Case ID: ad3d_150/html/0477-01.html
Source: Caselaw Access Project
Author: {"author": "", "license": "Public Domain", "url": "https://static.case.law/"}
Date Created: 2024-08-24T03:29:51.129683

Steven Grover, Respondent, v 291 Marion Realty Co. et al., Appellants.
    [51 NYS3d 881]
   Order, Supreme Court, Bronx County (Alexander W. Hunter, Jr., J.), entered May 12, 2016, which, in this action for personal injuries sustained when plaintiff slipped and fell down the stairs in defendants’ building, denied defendants’ motion for summary judgment dismissing the complaint, unanimously affirmed, without costs.

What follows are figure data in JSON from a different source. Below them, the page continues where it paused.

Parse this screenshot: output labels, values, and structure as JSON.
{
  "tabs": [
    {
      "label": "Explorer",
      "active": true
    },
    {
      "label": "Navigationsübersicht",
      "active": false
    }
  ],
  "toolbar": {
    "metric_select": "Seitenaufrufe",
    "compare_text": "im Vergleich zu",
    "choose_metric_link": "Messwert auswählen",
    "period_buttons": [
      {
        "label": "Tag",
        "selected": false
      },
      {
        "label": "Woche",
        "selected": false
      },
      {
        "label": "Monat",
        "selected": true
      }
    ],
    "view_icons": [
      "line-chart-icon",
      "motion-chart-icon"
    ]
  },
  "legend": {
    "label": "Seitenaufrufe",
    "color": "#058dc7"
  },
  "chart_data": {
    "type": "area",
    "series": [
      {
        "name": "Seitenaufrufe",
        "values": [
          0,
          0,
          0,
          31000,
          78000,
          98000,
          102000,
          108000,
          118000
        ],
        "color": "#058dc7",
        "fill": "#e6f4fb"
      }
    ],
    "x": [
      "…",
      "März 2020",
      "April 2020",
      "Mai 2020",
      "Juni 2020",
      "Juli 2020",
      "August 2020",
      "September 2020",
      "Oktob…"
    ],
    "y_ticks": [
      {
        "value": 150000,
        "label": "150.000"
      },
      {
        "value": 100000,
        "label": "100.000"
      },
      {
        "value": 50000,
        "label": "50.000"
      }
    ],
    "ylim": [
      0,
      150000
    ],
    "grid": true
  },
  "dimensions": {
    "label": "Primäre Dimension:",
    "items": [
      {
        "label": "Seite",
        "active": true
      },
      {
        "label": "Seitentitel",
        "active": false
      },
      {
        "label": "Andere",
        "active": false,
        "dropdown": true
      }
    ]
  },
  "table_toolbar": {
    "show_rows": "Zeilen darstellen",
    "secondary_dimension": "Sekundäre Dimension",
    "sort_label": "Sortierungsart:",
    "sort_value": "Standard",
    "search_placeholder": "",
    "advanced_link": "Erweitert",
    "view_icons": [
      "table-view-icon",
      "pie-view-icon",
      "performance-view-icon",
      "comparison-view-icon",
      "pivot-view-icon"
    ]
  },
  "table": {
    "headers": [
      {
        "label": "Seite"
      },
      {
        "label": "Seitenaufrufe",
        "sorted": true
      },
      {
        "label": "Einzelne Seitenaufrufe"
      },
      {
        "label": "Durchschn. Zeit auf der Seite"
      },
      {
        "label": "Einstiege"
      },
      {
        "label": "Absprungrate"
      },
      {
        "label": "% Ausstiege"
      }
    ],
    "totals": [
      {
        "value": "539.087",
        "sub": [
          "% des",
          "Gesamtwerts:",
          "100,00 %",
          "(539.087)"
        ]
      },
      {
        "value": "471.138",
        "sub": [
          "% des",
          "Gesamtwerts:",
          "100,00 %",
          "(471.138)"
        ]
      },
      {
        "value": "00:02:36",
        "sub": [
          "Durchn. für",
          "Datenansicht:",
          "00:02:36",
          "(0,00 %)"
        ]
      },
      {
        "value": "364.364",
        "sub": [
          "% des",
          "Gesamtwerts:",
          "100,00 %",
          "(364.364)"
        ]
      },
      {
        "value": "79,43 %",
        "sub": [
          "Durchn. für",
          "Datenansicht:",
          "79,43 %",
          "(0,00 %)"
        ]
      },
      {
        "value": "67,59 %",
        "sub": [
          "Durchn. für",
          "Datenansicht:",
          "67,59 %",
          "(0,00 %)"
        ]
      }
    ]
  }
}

Plaintiff testified that following his fall, his shorts were wet; there was a mop bucket at the bottom of the stairs; and a mop was being used to prop open a door. His neighbor, who was with him at the time of the fall, offered similar, consistent testimony and added that the second-floor landing was wet at the time of the fall. Under the circumstances presented, the motion court properly concluded that triable issues of fact exist as to whether defendants created or had constructive notice of the hazardous condition that caused plaintiff’s fall (see e.g. Velez v New York City Hous. Auth., 91 AD3d 422 [1st Dept 2012]; Healy v ARP Cable, 299 AD2d 152, 154-155 [1st Dept 2002]).

We have considered defendants’ remaining arguments and find them unavailing.

Concur—Friedman, J.P., Moskowitz, Manzanet-Daniels, Kapnick and Webber, JJ.